If you are getting meat from the butcher, don’t just throw the wrapped package into the freezer and forget about it. The quality of the meat will be preserved better (and you won’t get freezer burn) if you wrap it properly in wax paper or aluminium foil (or both, as described here) and then seal it in an air-tight freezer bag.
6. Crowding your pan.
“Food releases moisture as it’s cooked, so leave room for the steam to escape,” Cooking Light advises. By overcrowding the pan, you won’t get the brown, caramelized crust that is critical for flavour.
7. Frying bacon in a pan.
To avoid the splattering, smoky mess of frying bacon on a stove top, consider cooking it in the oven. It’s a surefire way to get the perfect, crispy strips you want without all the work and mess that the traditional method demands.

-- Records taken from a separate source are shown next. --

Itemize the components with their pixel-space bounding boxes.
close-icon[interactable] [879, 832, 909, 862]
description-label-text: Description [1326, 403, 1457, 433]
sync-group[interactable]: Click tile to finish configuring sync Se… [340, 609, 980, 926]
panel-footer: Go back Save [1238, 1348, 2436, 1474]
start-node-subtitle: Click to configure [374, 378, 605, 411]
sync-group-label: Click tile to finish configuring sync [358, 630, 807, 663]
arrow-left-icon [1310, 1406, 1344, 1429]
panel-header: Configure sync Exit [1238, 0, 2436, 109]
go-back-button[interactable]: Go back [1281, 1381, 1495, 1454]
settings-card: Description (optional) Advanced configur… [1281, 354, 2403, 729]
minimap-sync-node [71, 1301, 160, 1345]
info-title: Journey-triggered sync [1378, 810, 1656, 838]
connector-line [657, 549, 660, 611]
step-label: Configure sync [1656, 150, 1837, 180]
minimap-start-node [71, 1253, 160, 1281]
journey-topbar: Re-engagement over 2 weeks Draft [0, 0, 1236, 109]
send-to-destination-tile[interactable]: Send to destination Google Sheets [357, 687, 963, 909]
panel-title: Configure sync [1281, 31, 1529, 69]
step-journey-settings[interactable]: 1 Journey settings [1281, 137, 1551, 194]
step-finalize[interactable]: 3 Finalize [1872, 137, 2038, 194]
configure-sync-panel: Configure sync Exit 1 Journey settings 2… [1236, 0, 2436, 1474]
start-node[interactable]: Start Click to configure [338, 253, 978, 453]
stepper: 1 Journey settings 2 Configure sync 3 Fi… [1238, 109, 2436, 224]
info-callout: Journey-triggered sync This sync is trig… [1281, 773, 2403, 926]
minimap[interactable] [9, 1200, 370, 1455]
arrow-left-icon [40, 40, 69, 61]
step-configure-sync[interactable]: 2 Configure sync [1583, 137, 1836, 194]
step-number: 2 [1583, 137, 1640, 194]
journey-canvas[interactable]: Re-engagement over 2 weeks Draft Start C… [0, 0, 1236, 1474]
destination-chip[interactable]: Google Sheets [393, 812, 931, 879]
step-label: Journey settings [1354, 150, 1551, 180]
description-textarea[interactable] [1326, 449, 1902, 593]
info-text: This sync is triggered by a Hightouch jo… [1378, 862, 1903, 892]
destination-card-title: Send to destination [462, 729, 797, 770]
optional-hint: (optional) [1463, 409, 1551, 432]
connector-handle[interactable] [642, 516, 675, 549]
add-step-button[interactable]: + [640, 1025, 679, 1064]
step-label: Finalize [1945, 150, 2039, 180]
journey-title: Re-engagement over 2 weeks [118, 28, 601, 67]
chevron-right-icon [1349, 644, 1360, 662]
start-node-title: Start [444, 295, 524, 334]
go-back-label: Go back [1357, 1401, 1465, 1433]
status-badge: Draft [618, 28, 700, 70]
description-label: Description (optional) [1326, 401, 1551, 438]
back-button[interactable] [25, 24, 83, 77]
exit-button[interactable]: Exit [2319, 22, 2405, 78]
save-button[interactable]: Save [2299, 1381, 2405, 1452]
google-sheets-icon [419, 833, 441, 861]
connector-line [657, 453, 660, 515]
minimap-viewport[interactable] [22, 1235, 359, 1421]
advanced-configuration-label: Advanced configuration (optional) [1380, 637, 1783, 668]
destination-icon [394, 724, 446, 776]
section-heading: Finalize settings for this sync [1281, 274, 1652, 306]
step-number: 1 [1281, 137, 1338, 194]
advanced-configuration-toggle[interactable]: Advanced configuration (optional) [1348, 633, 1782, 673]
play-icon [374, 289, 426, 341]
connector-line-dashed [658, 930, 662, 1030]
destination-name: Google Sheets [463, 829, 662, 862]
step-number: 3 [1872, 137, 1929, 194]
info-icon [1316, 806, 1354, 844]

Simply place the bacon strips on a baking sheet lined with aluminium foil and stick them in the cold, unpreheated oven. Turn the heat to 400 degrees and set the timer for 18 minutes. Your bacon will be golden and crispy every time. For another oven-baked bacon recipe, click here.
8. Slicing meat at room temperature.
If you are slicing meat into small chunks for a stir fry or a stew, partially freezing it will make cutting a lot easier. Popping thawed meat in the freezer for about 30 minutes should do the trick.
9. Using worn wooden cutting boards with raw meat.
Some cooks warn against using wooden cutting boards with uncooked meat, poultry and seafood, saying bacteria can get stuck in the grooves of the wood. However, the USDA says nonporous surfaces, such as wood, are fine for raw meat as long as the boards aren’t worn and cracked and they are properly cleaned and sanitised.
“Once cutting boards become excessively worn or develop hard-to-clean grooves, they should be discarded,” the USDA advises.
10. Using warm water to thaw your meat.
Beginner cooks can become impatient with the cold-water thawing method, and might think that using warm water will quicken the process. But using warm water is no safer than letting it sit out on the counter, because it subjects your meat to the “danger zone.”